Halkların Birleşik Devrim Hareketi (HBDH) Yürütme Kurulu 19 Aralık katliamı vesilesiyle bir açıklama yayınladı.

“Zindanlar, devrimci mücadelenin en sert şekilde yaşandığı yerlerdir. Toplumsal mücadele yükseldikçe, sokaklara taştıkça, zindanlar mücadelenin en önemli alanlarından biri haline gelmiştir. Faşizm toplumu sindirmek, öncüleri, emekçilerden koparmak için tecridi daha da yaygınlaştırmaya çalışır. Devrimciler ise bu tecridi parçalamak ve emekçilere ulaşmak için sürekli bir mücadele verirler” denilen açıklamada zindanlar tarihinin tecride karşı mücadelelerle dolu olduğu söylenerek “F tiplerine ve ağır tecrit koşullarına maruz kalan tutsaklar her zaman mücadele ettiler, ediyorlar.” denildi.

19 Aralık 2000 tarihinde yapılan operasyonun içeriye olduğu kadar dışarıya da olduğu söylendi; Faşizm, ileride alınacak ağır ekonomik kararlardan önce işçi ve emekçilere bir gözdağı vermek istiyordu. Açıklama, “Emekçilere hemen bir mesaj vermek gerekiyordu. Kendi itiraflarıyla, 'denetimi sağlamak için' devrimci tutsaklara saldırdılar. Faşizm, 'Eğer buradaki devrimciler gibi bana karşı çıkmaya kalkışırsanız sonunuz böyle olur' diyordu. Devrimciler, mücadeleleriyle ezilen halklara sesleniyor, faşizme cevap veriyordu. Faşizm, devrimci tutsakları teslim alamamış, beklemediği bir direnişle karşılaşmıştı” denilerek sürdü.

Günlerce sınırlı imkanlarına rağmen devrimci tutsakların kahramanca devrim cephesini savunmaktan vazgeçmedikleri; 4 gün süren bu eşitsiz savaşta 28’inin ölümsüzleştiği, yüzlercesinin yaralandığı anlatılarak Türkiye ve Kürdistan halklarının derin mücadele hafızasında yerlerini aldıkları vurgulandı.
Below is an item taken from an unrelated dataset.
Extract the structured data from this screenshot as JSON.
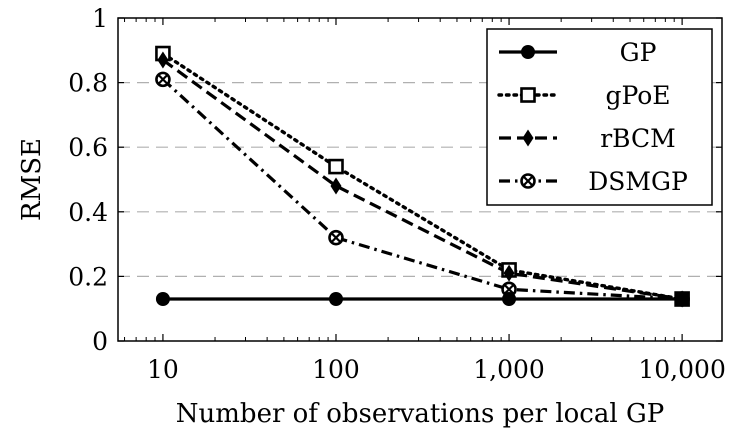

“Tam herşey bitti diyenlere rağmen, F tipi zindanlarına zorla nakledilen, tecriti asla kabul etmeyen devrimci tutsaklar faşizme karşı bir kez daha ayağa kalktılar. Katliamdan sonra yüzlerce devrimci tutsak ölüm orucuna başlamıştı. Bu eylem, 'Savaş bitmedi, daha yeni başlıyor!' ilanıydı. TC faşizminin baskı ve katliam politikalarına karşı aç bedenlerini bir silah gibi kuşananların destansı savaşına şahit olunuyordu. Yaşamı uğruna ölecek kadar seven tam 122 devrimci, ölüm oruçlarında ölümsüzleşti. Faşizmin devrimcileri teslim alamayacağı bir kez daha kanıtlanmıştı” denilen açıklamada faşizmin bugün de zindanlara yönelik saldırılarına devam ettiği söylendi. Çıplak arama, görüş ve telefon yasağı, hücre cezası, taciz, tecavüz, fiziki şiddet, psikolojik baskı vb. bütün işkence yöntemlerinin uygulandığı; Kandıra’da Garibe Gezer, Şakran’da ağır hasta olan Abdülrezzak Şuyur, Amed’de Halil Güneş ve Bolu’da İlyas Demir'in katledildiği söylendi.

Açıklama “Faşizmin hiçbir çabası artık sonucu değiştiremeyecektir! Katledilen her bir yoldaşımıza sözümüz olsun ki; 'Yaptıkları her şeyin bedelini ödetecek, hesap sormadık bir gün bile bırakmayacağız!'.

Halkların Birleşik Devrim Hareketi olarak, 19 Aralık zindan savaşlarında devrimci iradeyi kuşanarak savaşan ve ölümsüzleşen yoldaşlarımızı saygı ile anıyor ve bugün hala zindanlarda mücadeleyi büyüten, düşmana teslim olmayan bütün yoldaşlarımızı selamlıyoruz. Söz veriyoruz ki; 'Zindanları Yıkacak, Zaferi Biz Kazanacağız!'.” sözü verilerek sonlandı.